This week in Shelter Island history

REPORTER FILE PHOTO Honored with the Boy Scout’s highest honor, the Silver Beaver Award, John Hallman (center) beamed at a Suffolk County Scouting Council Fellowship Dinner in Patchogue in May 1984. With him are his wife Carol and Michael McGarvey, who was Council Commissioner.

REPORTER FILE PHOTO
Honored with the Boy Scout’s highest honor, the Silver Beaver Award, John Hallman (center) beamed at a Suffolk County Scouting Council Fellowship Dinner in Patchogue in May 1984. With him are his wife Carol and Michael McGarvey, who was Council Commissioner.

40 YEARS AGO
Center commissioners tired of merger talks
In the spring of 1974, Center Fire District Commissioners let it be known they had grown weary of discussions aimed at merging with the Heights Fire District.

Among the issues driving a possible merger was a need for a  central compatible alarm system. The previous December, the Center commissioners said the Heights had to fully equip department members with individual Plectron radios, something the Heights District planned to do if a merger were in the offing.

But even if the Heights agreed to equip its members with the radios in advance of a merger, then Center Commission chairman Ezra Wade would only say that purchase of the radios would be a start. He still wasn’t ready to commit to a merger.

POSTSCRIPT: The debate continued for some 20 years before a merger between the Heights and Center districts occurred in the 1990s. Today there is a single Board of Fire Commissioners on the Island.

30 YEARS AGO
Scouts honor Hallman with Silver Beaver Award

At the annual Suffolk County Scouting Council Fellowship Dinner in May 1984, Islander John Hallman received the Boy Scouts highest award, the Silver Beaver, in recognition of his exceptional service to youth in the area.

It had been 20 years since a Shelter Island resident had been selected to receive the award. At the time of the award, Mr. Hallman was assistant district commissioner for the Peconic Bay Region. He had been active in scouting since he was a child and became a Cub Scout. In 1980, he chaired the Peconic District Expo and for 15 years, ran the Cub Scout Pinewood Derby.

POSTSCRIPT: Mr. Hallman continues to serve the Shelter Island community today as chairman of the Water Advisory Committee and as a member of the Irrigation Committee.

20 YEARS AGO
Chase Creek Bridge opens to traffic

Almost seven years after the New York State Department of Transportation declared the old Chase Street Bridge unsafe for traffic, a new bridge was officially opened in May 1994.

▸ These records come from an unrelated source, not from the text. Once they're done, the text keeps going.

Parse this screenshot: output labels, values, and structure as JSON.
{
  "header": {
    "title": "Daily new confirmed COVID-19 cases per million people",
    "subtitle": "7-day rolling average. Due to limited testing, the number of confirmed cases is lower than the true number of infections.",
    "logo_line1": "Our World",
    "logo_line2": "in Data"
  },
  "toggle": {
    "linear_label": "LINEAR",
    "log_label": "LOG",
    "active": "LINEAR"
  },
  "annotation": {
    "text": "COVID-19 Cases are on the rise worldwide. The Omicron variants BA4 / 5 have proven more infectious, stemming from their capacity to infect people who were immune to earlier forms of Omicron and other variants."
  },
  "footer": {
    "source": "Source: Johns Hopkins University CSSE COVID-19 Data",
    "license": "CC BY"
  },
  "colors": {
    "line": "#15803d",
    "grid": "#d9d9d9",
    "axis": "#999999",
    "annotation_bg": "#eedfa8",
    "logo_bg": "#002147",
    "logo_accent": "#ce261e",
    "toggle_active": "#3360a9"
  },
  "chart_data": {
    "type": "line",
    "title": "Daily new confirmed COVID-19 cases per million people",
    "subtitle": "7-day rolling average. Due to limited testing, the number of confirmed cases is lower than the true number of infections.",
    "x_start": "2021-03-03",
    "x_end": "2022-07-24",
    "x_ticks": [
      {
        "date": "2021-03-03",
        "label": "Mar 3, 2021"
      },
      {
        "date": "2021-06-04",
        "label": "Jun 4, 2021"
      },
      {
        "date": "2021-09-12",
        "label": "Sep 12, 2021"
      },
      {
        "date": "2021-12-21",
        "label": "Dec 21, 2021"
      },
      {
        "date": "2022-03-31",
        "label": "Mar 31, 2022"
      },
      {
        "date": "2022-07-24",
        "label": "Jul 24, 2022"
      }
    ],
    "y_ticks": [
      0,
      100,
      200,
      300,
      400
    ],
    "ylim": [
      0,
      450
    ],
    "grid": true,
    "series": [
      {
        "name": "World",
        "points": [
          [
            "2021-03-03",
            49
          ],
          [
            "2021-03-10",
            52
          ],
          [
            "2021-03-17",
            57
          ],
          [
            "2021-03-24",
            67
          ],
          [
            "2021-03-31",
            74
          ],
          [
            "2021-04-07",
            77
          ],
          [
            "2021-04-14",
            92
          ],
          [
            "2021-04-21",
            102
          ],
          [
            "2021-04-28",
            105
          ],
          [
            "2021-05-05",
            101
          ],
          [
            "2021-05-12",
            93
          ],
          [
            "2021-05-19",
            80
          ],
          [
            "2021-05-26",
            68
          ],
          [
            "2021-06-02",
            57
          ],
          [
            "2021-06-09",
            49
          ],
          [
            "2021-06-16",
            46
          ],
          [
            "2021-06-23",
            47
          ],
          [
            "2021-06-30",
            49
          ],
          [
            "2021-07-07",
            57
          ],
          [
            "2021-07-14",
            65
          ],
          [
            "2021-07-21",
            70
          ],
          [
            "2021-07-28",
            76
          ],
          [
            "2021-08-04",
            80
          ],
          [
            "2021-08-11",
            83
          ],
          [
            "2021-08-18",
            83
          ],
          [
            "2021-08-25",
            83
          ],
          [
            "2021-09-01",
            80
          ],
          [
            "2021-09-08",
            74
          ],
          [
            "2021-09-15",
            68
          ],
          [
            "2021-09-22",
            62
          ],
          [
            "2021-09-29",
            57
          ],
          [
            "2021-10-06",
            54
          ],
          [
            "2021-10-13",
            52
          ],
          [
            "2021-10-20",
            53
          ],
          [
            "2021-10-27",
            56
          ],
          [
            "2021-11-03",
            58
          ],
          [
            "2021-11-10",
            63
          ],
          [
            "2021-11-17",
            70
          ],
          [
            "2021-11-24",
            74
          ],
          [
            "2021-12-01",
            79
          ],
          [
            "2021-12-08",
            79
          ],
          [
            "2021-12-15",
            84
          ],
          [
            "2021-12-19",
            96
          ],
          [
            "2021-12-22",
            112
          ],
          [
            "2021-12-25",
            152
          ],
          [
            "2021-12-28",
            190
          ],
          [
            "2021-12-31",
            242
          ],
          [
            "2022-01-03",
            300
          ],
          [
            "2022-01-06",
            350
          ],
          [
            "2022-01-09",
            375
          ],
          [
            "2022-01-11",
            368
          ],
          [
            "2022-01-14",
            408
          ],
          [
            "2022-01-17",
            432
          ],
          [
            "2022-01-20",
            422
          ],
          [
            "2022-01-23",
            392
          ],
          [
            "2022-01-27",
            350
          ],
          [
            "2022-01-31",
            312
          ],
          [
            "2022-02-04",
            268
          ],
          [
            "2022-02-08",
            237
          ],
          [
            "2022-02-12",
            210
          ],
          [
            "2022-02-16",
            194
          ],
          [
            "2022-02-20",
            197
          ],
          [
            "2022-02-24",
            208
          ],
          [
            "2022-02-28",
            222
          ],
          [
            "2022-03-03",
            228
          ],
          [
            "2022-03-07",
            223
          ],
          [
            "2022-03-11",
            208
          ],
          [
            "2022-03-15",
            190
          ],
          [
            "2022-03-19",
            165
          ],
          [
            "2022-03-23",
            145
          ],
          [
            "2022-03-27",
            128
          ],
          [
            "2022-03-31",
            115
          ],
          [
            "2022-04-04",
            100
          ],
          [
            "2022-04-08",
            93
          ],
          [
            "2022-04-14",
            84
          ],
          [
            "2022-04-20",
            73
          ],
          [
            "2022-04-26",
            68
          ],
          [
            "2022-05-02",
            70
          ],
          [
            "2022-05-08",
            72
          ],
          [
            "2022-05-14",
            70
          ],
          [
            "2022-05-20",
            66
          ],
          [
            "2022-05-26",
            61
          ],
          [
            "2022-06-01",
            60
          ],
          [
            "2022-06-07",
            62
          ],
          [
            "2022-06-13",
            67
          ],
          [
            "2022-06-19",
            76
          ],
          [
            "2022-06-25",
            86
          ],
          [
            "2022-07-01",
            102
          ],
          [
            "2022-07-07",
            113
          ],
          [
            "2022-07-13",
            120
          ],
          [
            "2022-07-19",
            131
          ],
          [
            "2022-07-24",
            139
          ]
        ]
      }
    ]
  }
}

Planning and construction had been beset by problems throughout the years, including some rerouting of heavy trucks onto New York Avenue that caused potholes described as having “heroic dimensions.”

The original aim was to keep a lane open on Bridge Street in order to avoid having to use New York Avenue, but that wasn’t feasible throughout the project.

POSTSCRIPT: Today’s focus is on building up roadways in low lying areas such as the Rams so that the amount of washout that occurred during Superstorm Sandy doesn’t plague Islanders. But with escalating costs, that process is slow to proceed.

10 YEARS AGO
Citizen of the Year: Lions honor Gert Bourne

Just 10 years ago, Gert Bourne, a true harelegger born at Sylvester Manor,  has contributed a lot of time and energy to volunteer work on Shelter Island, was celebrated as the Lions Club Citizens of the Year.

Among her many contributions, she has been active in rendering service to seniors, a practice she continues today.

POSTSCRIPT: This year’s Lions Club Citizens of the Year are Edie and Dick Petry, well known to Islanders as proprietors of the Pridwin. They will be feted there on May 22 for their work with youth on the Island and their many contributions to Island life.